Der Antrag ist auch begründet. Die Ausstattung der Betr. mit dem Armbandsender entspricht ihrem Wohl und ist erforderlich, um eine erhebliche Gefahr für ihre Gesundheit abzuwenden (§ 1906 IV, I Nr. 1 BGB).

Sendeanlagen dieser Art verstoßen nicht von vornherein gegen Art. 1 I GG. Der gegenteiligen Auffassung des AmtsG Hannover (BtPrax 1992, 113 ff.) vermag sich das Gericht nicht anzuschließen.

Einzuräumen ist allerdings, daß elektronische Überwachungssysteme, die am Menschen angewandt werden, die Menschenwürde berühren. Dies führt aber nicht zu ihrer generellen Unzulässigkeit. Es ist vielmehr eine Frage des Einzelfalles, vor allem der Intensität der durch die technische Einrichtung herbeigeführten Kontrolle und der zur Verfügung stehenden Alternativen, ob das Mittel als menschenunwürdig zu betrachten ist. Hieran gemessen ist zumindest das im vorliegenden Fall angewandte Überwachungsmittel nicht schlechthin unzulässig. Die Intensität der Überwachung ist vergleichsweise gering. Eine andere Information als die, ob die Bet. das Haus verläßt oder nicht, läßt sich durch den Armbandsender nicht gewinnen. Es ist insbesondere in keiner Weise feststellbar, in welchem Teil des relativ weitläufigen Gebäudes sie sich gerade aufhält.

Die einzige zur Verfügung stehende Alternative wäre die Einweisung in ein anderes Heim mit geschlossener Abteilung. Das wäre aber der ungleich schwerer wiegende Eingriff in die Persönlichkeit der Betr. Denn verschlossene Türen würde sie realisieren. Da sie selbst aufgrund ihrer Erkrankung nicht einordnen könnte, wozu diese notwendig sind, würde sie dieses Eingesperrtsein erheblich belasten. Den Armbandsender dagegen registriert sie kaum. Sie kennt seinen Zweck nur, wenn man sie daran erinnert. Da sie ihn inzwischen immer am Fußgelenk unter dem Strumpf trägt, also äußerlich nicht erkennbar, wird sie durch ihn auch nicht unter den anderen Heimbewohnern stigmatisiert. Hinzu kommt, dass der Umzug in ein anderes Heim eine zusätzliche erhebliche Belastung der Betr. bedeuten würde.

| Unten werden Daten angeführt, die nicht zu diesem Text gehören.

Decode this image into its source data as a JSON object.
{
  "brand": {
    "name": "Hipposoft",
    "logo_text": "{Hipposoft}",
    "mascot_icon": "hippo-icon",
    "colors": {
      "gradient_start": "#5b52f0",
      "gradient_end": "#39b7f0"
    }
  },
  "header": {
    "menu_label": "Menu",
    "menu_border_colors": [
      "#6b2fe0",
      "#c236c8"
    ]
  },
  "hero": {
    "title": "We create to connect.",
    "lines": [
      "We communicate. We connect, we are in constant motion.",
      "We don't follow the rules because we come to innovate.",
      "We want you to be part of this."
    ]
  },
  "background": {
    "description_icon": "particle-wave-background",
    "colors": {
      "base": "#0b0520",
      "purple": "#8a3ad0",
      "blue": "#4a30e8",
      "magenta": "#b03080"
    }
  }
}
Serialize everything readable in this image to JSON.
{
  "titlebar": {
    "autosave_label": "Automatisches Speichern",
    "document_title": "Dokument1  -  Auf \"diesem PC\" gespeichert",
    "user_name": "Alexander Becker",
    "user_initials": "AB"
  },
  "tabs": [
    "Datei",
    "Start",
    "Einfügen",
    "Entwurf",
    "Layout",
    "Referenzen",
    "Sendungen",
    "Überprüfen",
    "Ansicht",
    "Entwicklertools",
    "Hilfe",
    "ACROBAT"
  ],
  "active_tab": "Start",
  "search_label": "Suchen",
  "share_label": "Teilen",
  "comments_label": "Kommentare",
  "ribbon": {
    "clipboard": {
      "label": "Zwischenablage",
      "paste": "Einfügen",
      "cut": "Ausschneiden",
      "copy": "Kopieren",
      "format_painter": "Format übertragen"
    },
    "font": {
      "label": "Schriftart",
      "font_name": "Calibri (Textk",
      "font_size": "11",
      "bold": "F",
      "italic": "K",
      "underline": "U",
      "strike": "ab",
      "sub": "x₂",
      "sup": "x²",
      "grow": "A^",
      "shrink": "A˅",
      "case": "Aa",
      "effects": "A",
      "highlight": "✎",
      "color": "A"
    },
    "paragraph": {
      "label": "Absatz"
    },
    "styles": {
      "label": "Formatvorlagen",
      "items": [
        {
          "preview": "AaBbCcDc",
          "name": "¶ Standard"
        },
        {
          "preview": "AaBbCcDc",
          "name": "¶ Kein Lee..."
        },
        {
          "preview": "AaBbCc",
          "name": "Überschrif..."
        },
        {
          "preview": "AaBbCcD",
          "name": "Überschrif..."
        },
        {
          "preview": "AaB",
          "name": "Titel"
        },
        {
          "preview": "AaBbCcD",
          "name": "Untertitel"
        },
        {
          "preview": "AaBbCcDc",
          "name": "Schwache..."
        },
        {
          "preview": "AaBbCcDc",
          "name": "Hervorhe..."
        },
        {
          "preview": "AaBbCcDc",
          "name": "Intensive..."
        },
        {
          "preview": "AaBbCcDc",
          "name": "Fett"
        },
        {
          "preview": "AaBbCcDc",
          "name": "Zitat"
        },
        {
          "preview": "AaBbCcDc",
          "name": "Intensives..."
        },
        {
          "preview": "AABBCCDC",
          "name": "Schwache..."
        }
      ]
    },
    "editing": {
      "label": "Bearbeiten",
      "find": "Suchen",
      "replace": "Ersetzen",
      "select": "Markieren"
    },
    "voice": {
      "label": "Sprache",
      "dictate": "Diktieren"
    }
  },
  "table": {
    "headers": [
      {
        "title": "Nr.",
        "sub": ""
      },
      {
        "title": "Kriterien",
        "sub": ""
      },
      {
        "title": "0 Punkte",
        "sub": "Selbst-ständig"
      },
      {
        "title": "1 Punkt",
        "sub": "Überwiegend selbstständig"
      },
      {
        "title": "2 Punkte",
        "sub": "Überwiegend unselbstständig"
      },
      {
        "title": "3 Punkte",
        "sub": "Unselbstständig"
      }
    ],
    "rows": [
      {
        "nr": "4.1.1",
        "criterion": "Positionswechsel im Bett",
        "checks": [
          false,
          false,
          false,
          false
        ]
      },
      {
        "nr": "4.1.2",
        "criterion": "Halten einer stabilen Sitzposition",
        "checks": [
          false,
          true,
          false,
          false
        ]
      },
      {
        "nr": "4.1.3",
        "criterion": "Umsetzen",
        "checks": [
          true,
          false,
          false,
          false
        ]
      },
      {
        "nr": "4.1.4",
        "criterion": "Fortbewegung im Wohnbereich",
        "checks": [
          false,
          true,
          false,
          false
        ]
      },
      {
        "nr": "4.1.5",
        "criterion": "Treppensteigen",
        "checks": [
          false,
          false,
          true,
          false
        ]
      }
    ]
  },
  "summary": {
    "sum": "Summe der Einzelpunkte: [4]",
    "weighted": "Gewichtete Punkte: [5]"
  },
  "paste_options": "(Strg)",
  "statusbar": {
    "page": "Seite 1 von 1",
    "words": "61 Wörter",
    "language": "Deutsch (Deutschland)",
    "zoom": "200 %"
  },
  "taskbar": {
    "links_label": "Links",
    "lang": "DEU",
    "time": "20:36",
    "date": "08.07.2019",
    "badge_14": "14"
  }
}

Eine andere Alternative als die geschlossene Unterbringung ist nicht erkennbar. Insbesondere kann vom Träger des Heims nicht verlangt werden, die Pforte Tag und Nacht zu besetzen. Denn eine solche Besetzung ist in offen geführten Heimen absolut unüblich.

Unter diesen konkreten Umständen wird die Betr. durch den Armbandsender nicht in ihrer Menschenwürde verletzt.